Les insectes guerriers affluaient dans un vacarme de cris et de jacassements. Robots et compers Soldats se bousculaient pour monter une ligne de défense. Deux insectes dotés de plaques rouge vif sur leurs élytres assaillirent un robot. Celui-ci répliqua avec fureur, mais les guerriers arrachèrent son enveloppe dorsale, qu’ils jetèrent à terre dans un fracas métallique, avant de lui extirper ses panneaux solaires en forme d’ailes. Si les robots résistaient à l’environnement d’une géante gazeuse, les Klikiss n’ignoraient rien de la manière de démanteler leurs créations.
Le robot luttait toujours quand les insectes perforèrent son segment principal, puis arrachèrent ses processeurs et les écrasèrent. Ils finirent par déboîter sa tête anguleuse, qu’ils jetèrent au loin.
Les Klikiss disposaient d’un armement sophistiqué. Mais le spécex qui les commandait semblait vouloir non seulement vaincre les robots, mais les écraser. Cela rappela à Sirix les anciennes batailles : la destruction et le massacre, motivés par le seul plaisir de les perpétrer.
Un second accouplant arriva, accompagné d’un nouveau contingent. Sirix et ses compagnons décidèrent de former un barrage, le temps de couvrir leur retraite vers leurs vaisseaux. Ils pouvaient embarquer sur les navettes, les transports de troupes et les Mantas, puis filer de Wollamor. Mais ils avaient besoin de temps.

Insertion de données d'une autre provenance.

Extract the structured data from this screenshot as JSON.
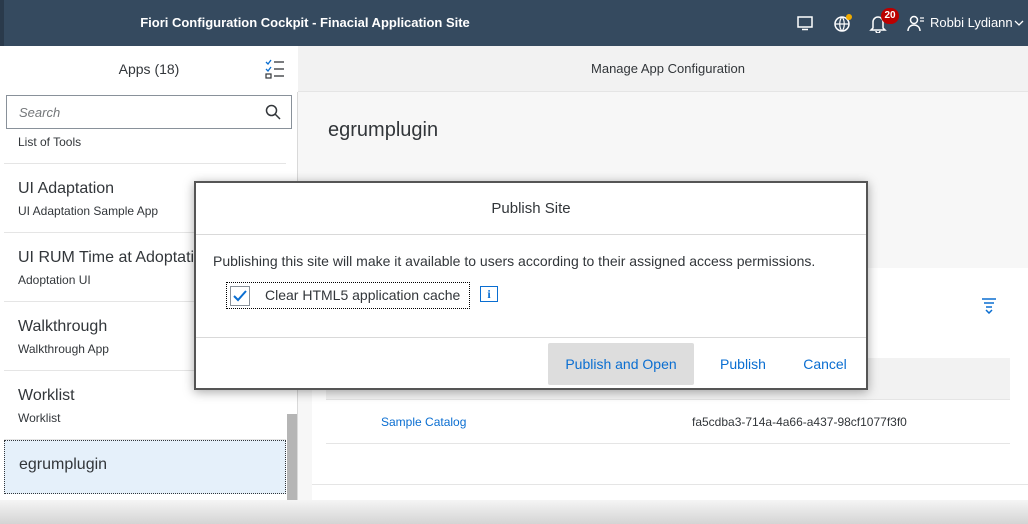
{
  "shell": {
    "title": "Fiori Configuration Cockpit - Finacial Application Site",
    "notification_count": "20",
    "user_name": "Robbi Lydiann",
    "icons": [
      "screen-icon",
      "globe-settings-icon",
      "bell-icon",
      "user-icon",
      "chevron-down-icon"
    ]
  },
  "left": {
    "title": "Apps (18)",
    "search_placeholder": "Search",
    "items": [
      {
        "title": "",
        "subtitle": "List of Tools"
      },
      {
        "title": "UI Adaptation",
        "subtitle": "UI Adaptation Sample App"
      },
      {
        "title": "UI RUM Time at Adoptation",
        "subtitle": "Adoptation UI"
      },
      {
        "title": "Walkthrough",
        "subtitle": "Walkthrough App"
      },
      {
        "title": "Worklist",
        "subtitle": "Worklist"
      },
      {
        "title": "egrumplugin",
        "subtitle": ""
      }
    ]
  },
  "right": {
    "header": "Manage App Configuration",
    "object_title": "egrumplugin",
    "table": {
      "rows": [
        {
          "name": "Sample Catalog",
          "id": "fa5cdba3-714a-4a66-a437-98cf1077f3f0"
        }
      ]
    }
  },
  "dialog": {
    "title": "Publish Site",
    "message": "Publishing this site will make it available to users according to their assigned access permissions.",
    "checkbox_label": "Clear HTML5 application cache",
    "checkbox_checked": true,
    "info_glyph": "i",
    "buttons": {
      "publish_open": "Publish and Open",
      "publish": "Publish",
      "cancel": "Cancel"
    }
  },
  "colors": {
    "shell": "#354a5f",
    "accent": "#0a6ed1",
    "badge": "#bb0000",
    "selected": "#e5f0fa"
  }
}
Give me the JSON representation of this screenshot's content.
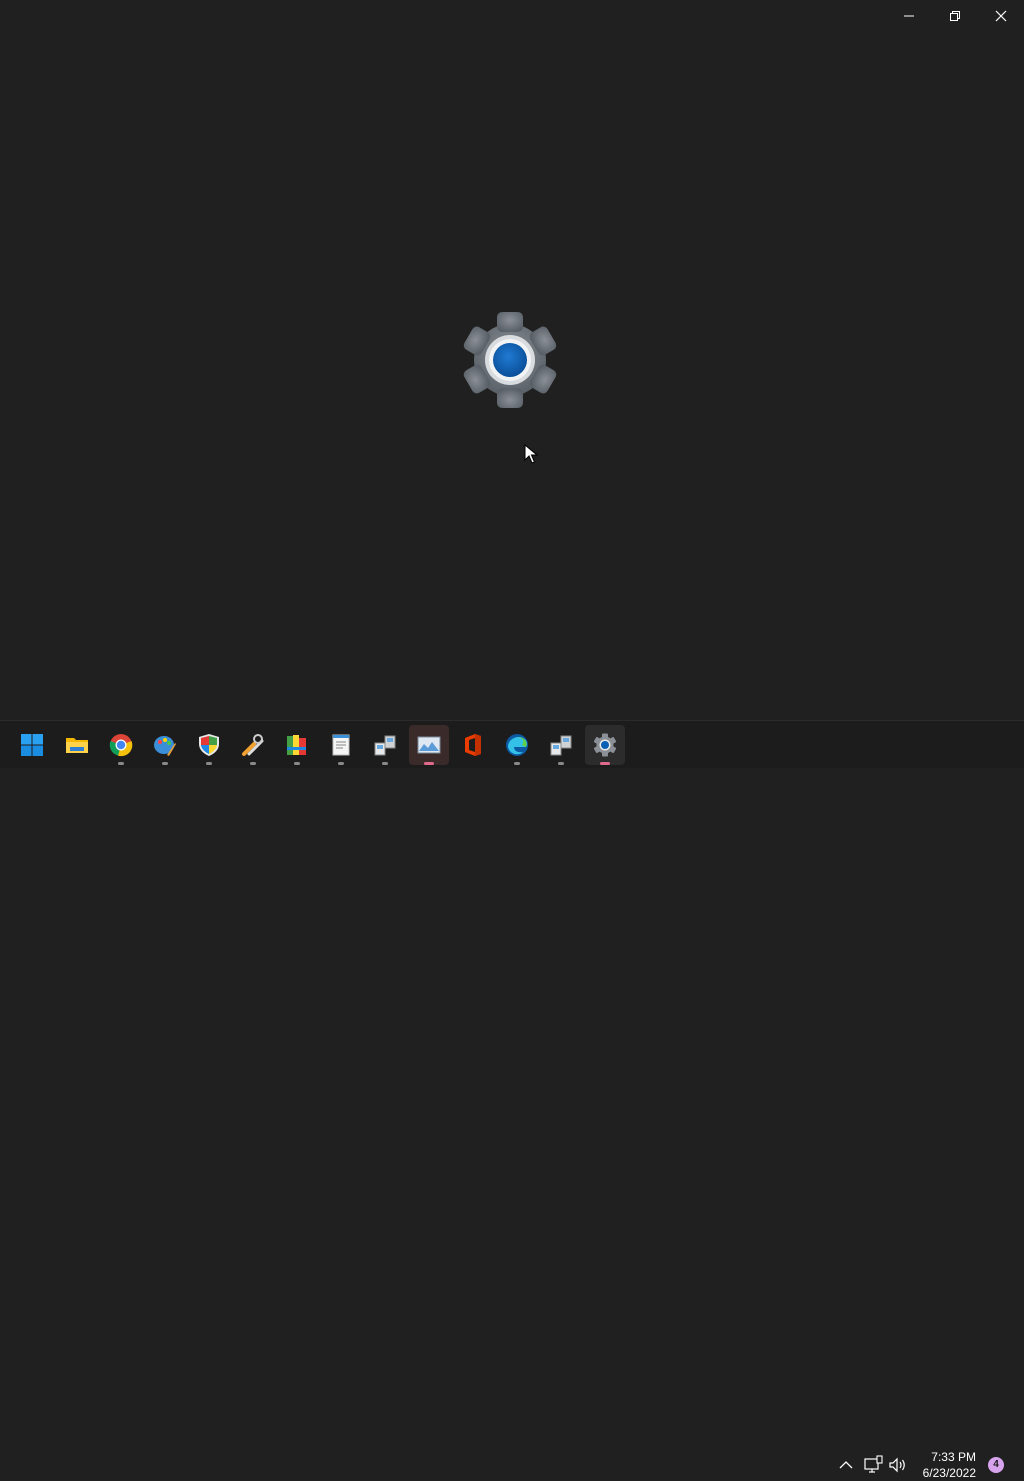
{
  "window": {
    "caption_buttons": [
      "minimize",
      "restore",
      "close"
    ],
    "splash_icon": "settings-gear-icon"
  },
  "taskbar": {
    "apps": [
      {
        "name": "start",
        "icon": "windows-start-icon"
      },
      {
        "name": "file-explorer",
        "icon": "folder-icon"
      },
      {
        "name": "chrome",
        "icon": "chrome-icon"
      },
      {
        "name": "paint",
        "icon": "palette-icon"
      },
      {
        "name": "security",
        "icon": "shield-icon"
      },
      {
        "name": "tools",
        "icon": "wrench-icon"
      },
      {
        "name": "app-books",
        "icon": "books-icon"
      },
      {
        "name": "notepad",
        "icon": "document-icon"
      },
      {
        "name": "network",
        "icon": "network-computers-icon"
      },
      {
        "name": "photos",
        "icon": "image-icon"
      },
      {
        "name": "office",
        "icon": "office-icon"
      },
      {
        "name": "edge",
        "icon": "edge-icon"
      },
      {
        "name": "network2",
        "icon": "network-computers-icon"
      },
      {
        "name": "settings",
        "icon": "gear-icon"
      }
    ],
    "tray": {
      "time": "7:33 PM",
      "date": "6/23/2022",
      "notification_count": "4"
    }
  },
  "colors": {
    "background": "#202020",
    "taskbar": "#1c1c1c",
    "accent": "#0063b1",
    "notification_badge": "#d7a3ec"
  }
}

Sirix disposait d’une dernière défense : les compers Soldats. À présent que les Klikiss étaient revenus pourchasser les siens, il n’hésiterait pas à sacrifier les robots terriens. La survie de leurs supérieurs en dépendait. Il les appela, et les compers militaires arrivèrent au pas de charge par rangées entières pour former un mur. Utilisant des outils comme armes de fortune, ils se ruèrent sur les Klikiss qui émergeaient du transportail.
Par chance, ils n’avaient aucun instinct de conservation. Ils gagneraient le temps dont leurs maîtres avaient besoin.

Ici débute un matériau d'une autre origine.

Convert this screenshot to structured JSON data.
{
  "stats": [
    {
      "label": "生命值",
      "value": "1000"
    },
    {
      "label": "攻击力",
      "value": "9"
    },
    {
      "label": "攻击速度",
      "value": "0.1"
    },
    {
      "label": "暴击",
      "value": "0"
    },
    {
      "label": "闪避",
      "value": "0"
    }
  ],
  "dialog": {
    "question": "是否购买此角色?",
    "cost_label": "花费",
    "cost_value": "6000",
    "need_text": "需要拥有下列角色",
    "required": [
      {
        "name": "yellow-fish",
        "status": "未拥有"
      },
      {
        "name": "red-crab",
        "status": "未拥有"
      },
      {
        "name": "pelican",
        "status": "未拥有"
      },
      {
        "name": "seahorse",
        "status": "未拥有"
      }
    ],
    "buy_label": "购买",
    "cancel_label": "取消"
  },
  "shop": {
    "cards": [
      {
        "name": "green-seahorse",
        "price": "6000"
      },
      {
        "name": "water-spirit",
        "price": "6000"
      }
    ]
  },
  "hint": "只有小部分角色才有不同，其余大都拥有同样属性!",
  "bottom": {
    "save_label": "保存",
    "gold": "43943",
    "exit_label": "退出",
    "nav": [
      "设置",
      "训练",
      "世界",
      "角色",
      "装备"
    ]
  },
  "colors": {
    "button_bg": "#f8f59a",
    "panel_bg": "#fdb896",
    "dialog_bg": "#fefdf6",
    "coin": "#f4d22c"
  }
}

Les compers se précipitèrent à la rencontre des insectes qui affluaient. Ils combattaient à quatre contre un, et au début, ils les réduisirent en charpie. Mais les Klikiss répliquèrent, éventrant, dépeçant et arrachant la tête des robots d’un revers de leurs membres semblables à ceux des mantes religieuses. De nouvelles colonnes de compers sortirent des vaisseaux. Ceux-là portaient des armes à projectiles, dont la plupart avaient été arrachées des mains des cadavres de soldats humains.
Alors qu’ils tiraient sur les Klikiss assoiffés de vengeance, Sirix, l’espace un instant, crut qu’ils pourraient les contenir. Puis une nouvelle vague d’assaillants se déversa du transportail.
DP et QT s’égaillèrent, paniqués.
« Suivez-moi ! » émit Sirix.
Les compers Soldats s’efforcèrent de tenir leurs positions, tandis que les robots noirs se repliaient à l’abri trompeur des vaisseaux des FTD. Et les Klikiss en maraude continuaient à avancer.